Wednesday, January 22, 2014

What are the most reliable Hard Drives?


Needing to buy an extra hard drive to keep your backups safe? But there are so many... which hard drive should you buy? Well, the guy at the store will try to sell you the one he has on stock; your "computer geek" friends will give you their own opinion (valuable nonetheless) based on the dozens - or even hundreds - of drives they've used along the years; and then... you have companies like Backblaze, using over 25 thousand drives, and sharing their findings with us.


A while back they've shared statistics about how long hard drives kept working in their storage pods - and now they share with us which of the major three brands: Seagate, WD, and Hitachi fares better than the rest. All in all it all boils down to which hard drive should you buy to keep you data safe?
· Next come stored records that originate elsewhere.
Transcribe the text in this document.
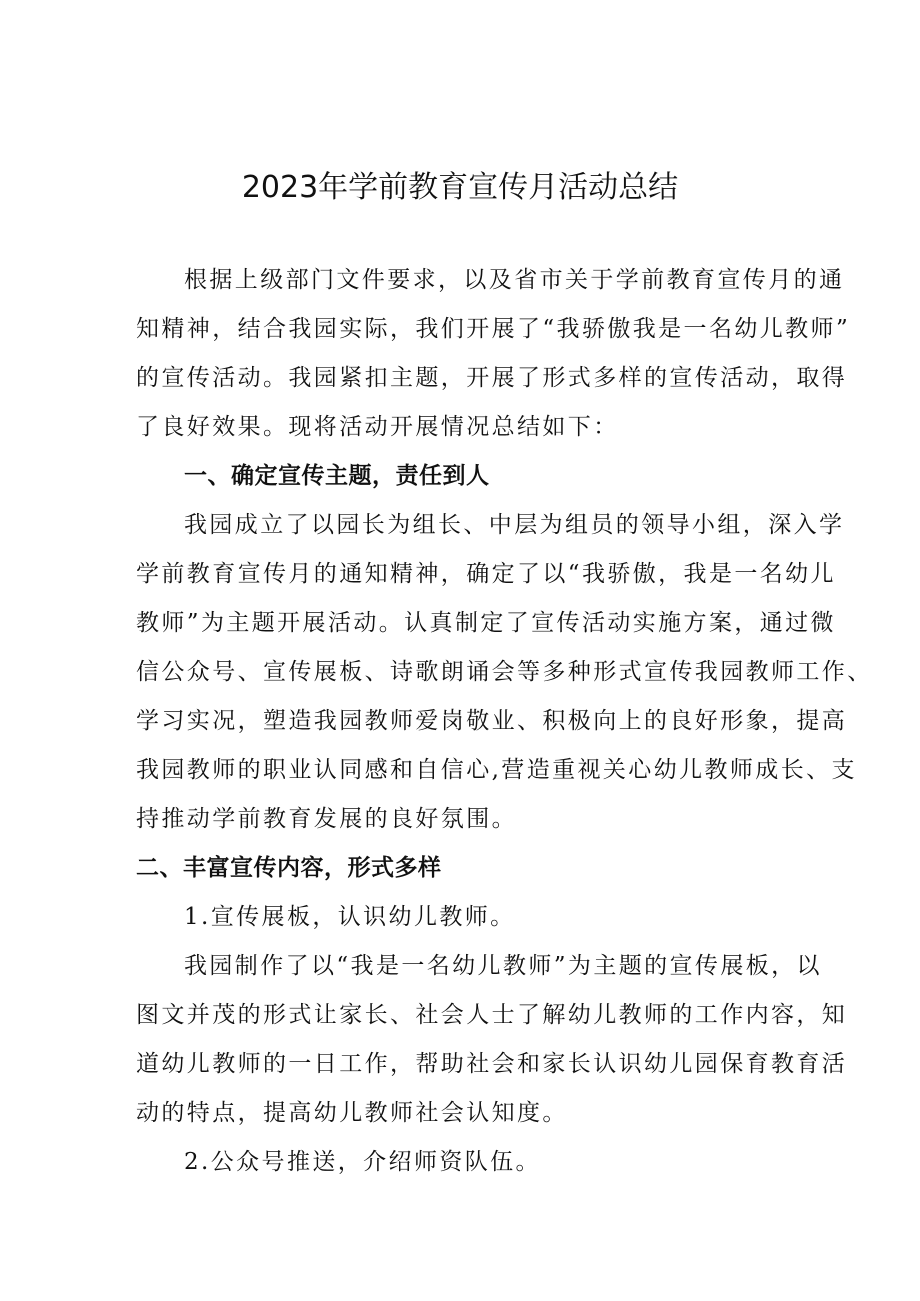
2023年学前教育宣传月活动总结
根据上级部门文件要求，以及省市关于学前教育宣传月的通
知精神，结合我园实际，我们开展了“我骄傲我是一名幼儿教师”
的宣传活动。我园紧扣主题，开展了形式多样的宣传活动，取得
了良好效果。现将活动开展情况总结如下：
一、确定宣传主题，责任到人
我园成立了以园长为组长、中层为组员的领导小组，深入学
学前教育宣传月的通知精神，确定了以“我骄傲，我是一名幼儿
教师”为主题开展活动。认真制定了宣传活动实施方案，通过微
信公众号、宣传展板、诗歌朗诵会等多种形式宣传我园教师工作、
学习实况，塑造我园教师爱岗敬业、积极向上的良好形象，提高
我园教师的职业认同感和自信心,营造重视关心幼儿教师成长、支
持推动学前教育发展的良好氛围。
二、丰富宣传内容，形式多样
1.宣传展板，认识幼儿教师。
我园制作了以“我是一名幼儿教师”为主题的宣传展板，以
图文并茂的形式让家长、社会人士了解幼儿教师的工作内容，知
道幼儿教师的一日工作，帮助社会和家长认识幼儿园保育教育活
动的特点，提高幼儿教师社会认知度。
2.公众号推送，介绍师资队伍。
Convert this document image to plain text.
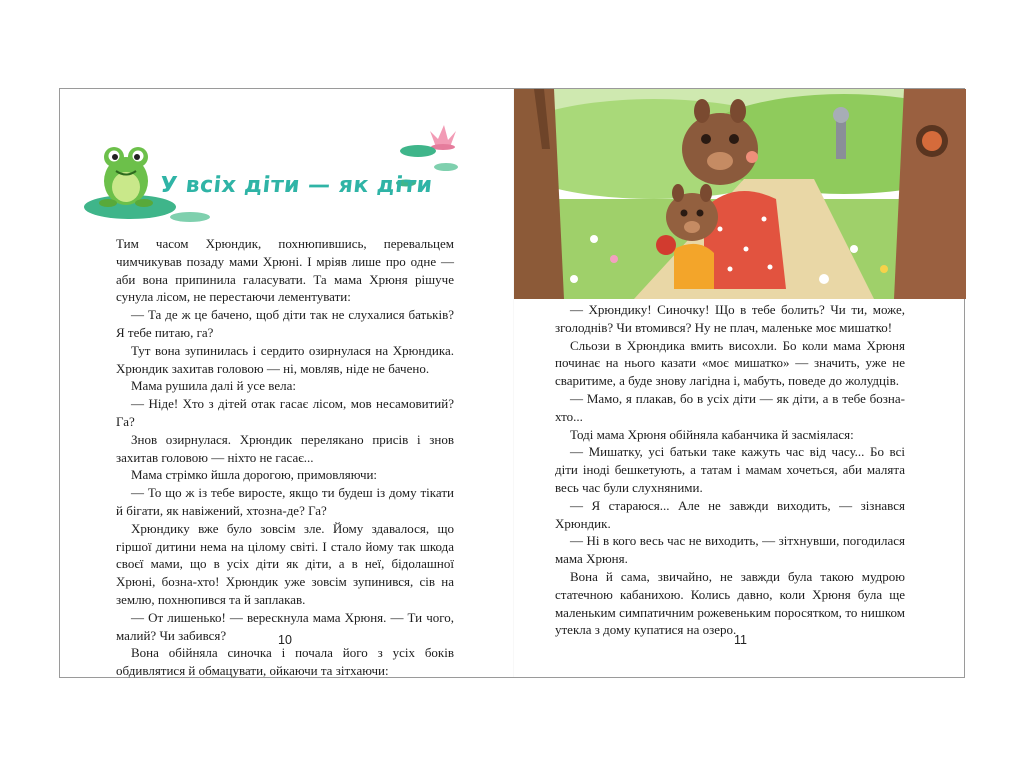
У всіх діти — як діти

Тим часом Хрюндик, похнюпившись, перевальцем чимчикував позаду мами Хрюні. І мріяв лише про одне — аби вона припинила галасувати. Та мама Хрюня рішуче сунула лісом, не перестаючи лементувати:

— Та де ж це бачено, щоб діти так не слухалися батьків? Я тебе питаю, га?

Тут вона зупинилась і сердито озирнулася на Хрюндика. Хрюндик захитав головою — ні, мовляв, ніде не бачено.

Мама рушила далі й усе вела:

— Ніде! Хто з дітей отак гасає лісом, мов несамовитий? Га?

Знов озирнулася. Хрюндик перелякано присів і знов захитав головою — ніхто не гасає...

Мама стрімко йшла дорогою, примовляючи:

— То що ж із тебе виросте, якщо ти будеш із дому тікати й бігати, як навіжений, хтозна-де? Га?

Хрюндику вже було зовсім зле. Йому здавалося, що гіршої дитини нема на цілому світі. І стало йому так шкода своєї мами, що в усіх діти як діти, а в неї, бідолашної Хрюні, бозна-хто! Хрюндик уже зовсім зупинився, сів на землю, похнюпився та й заплакав.

— От лишенько! — верескнула мама Хрюня. — Ти чого, малий? Чи забився?

Вона обійняла синочка і почала його з усіх боків обдивлятися й обмацувати, ойкаючи та зітхаючи:

10

— Хрюндику! Синочку! Що в тебе болить? Чи ти, може, зголоднів? Чи втомився? Ну не плач, маленьке моє мишатко!

Сльози в Хрюндика вмить висохли. Бо коли мама Хрюня починає на нього казати «моє мишатко» — значить, уже не сваритиме, а буде знову лагідна і, мабуть, поведе до жолудців.

— Мамо, я плакав, бо в усіх діти — як діти, а в тебе бозна-хто...

Тоді мама Хрюня обійняла кабанчика й засміялася:

— Мишатку, усі батьки таке кажуть час від часу... Бо всі діти іноді бешкетують, а татам і мамам хочеться, аби малята весь час були слухняними.

— Я стараюся... Але не завжди виходить, — зізнався Хрюндик.

— Ні в кого весь час не виходить, — зітхнувши, погодилася мама Хрюня.

Вона й сама, звичайно, не завжди була такою мудрою статечною кабанихою. Колись давно, коли Хрюня була ще маленьким симпатичним рожевеньким поросятком, то нишком утекла з дому купатися на озеро.

11
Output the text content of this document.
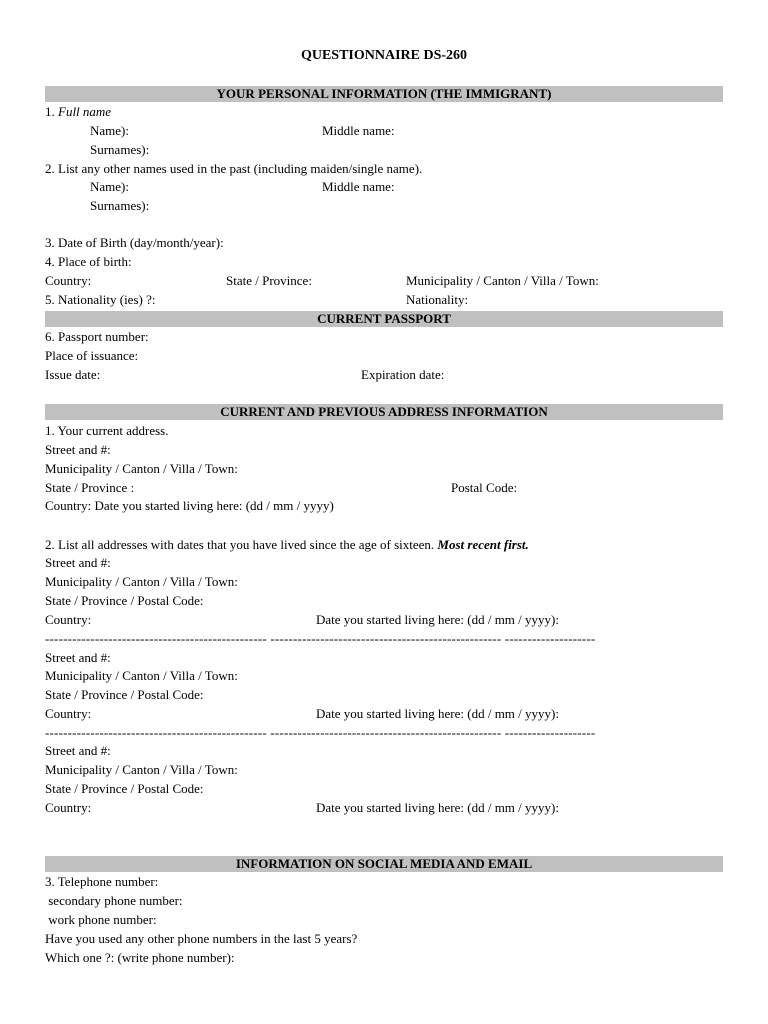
QUESTIONNAIRE DS-260
YOUR PERSONAL INFORMATION (THE IMMIGRANT)
1. Full name
Name):	Middle name:
Surnames):
2. List any other names used in the past (including maiden/single name).
Name):	Middle name:
Surnames):
3. Date of Birth (day/month/year):
4. Place of birth:
Country:	State / Province:	Municipality / Canton / Villa / Town:
5. Nationality (ies) ?:	Nationality:
CURRENT PASSPORT
6. Passport number:
Place of issuance:
Issue date:	Expiration date:
CURRENT AND PREVIOUS ADDRESS INFORMATION
1. Your current address.
Street and #:
Municipality / Canton / Villa / Town:
State / Province :	Postal Code:
Country: Date you started living here: (dd / mm / yyyy)
2. List all addresses with dates that you have lived since the age of sixteen. Most recent first.
Street and #:
Municipality / Canton / Villa / Town:
State / Province / Postal Code:
Country:	Date you started living here: (dd / mm / yyyy):
------------------------------------------------- --------------------------------------------------- --------------------
Street and #:
Municipality / Canton / Villa / Town:
State / Province / Postal Code:
Country:	Date you started living here: (dd / mm / yyyy):
------------------------------------------------- --------------------------------------------------- --------------------
Street and #:
Municipality / Canton / Villa / Town:
State / Province / Postal Code:
Country:	Date you started living here: (dd / mm / yyyy):
INFORMATION ON SOCIAL MEDIA AND EMAIL
3. Telephone number:
secondary phone number:
work phone number:
Have you used any other phone numbers in the last 5 years?
Which one ?: (write phone number):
And the answer is Hitachi, closely followed by WD (keep in mind WD has acquired Hitachi's hard drive divison, so, we'll need to see how things evolve) and last - and with much scarier failure rates - Seagate.

While Hitachi hard drives hover around a 1% annual failure rate, WD drives stay at around 3%. Seagate 1.5 and 3TB hard drives on the other hand, have have much higher failure rates (14 and 9%!), Only the 4TB Seagate drive stays relatively competitive with WD drives, but even so it still had double the failure rate of a similar Hitachi 4TB drive.

So... next time you're choosing which hard drive you should buy to keep your digital data safe... who're you going to trust? (Although keep in mind that the usage patterns in a Blackblaze storage pod will not be the same as a domestic scenario - but in any case, if they fare well under such extreme conditions, they're bound to do equally well in a less strenuous environment. And last but not least, you should be be using a SSD as your main hard drive by now, using these magnetic disks as secondary storage for large files and backups only.)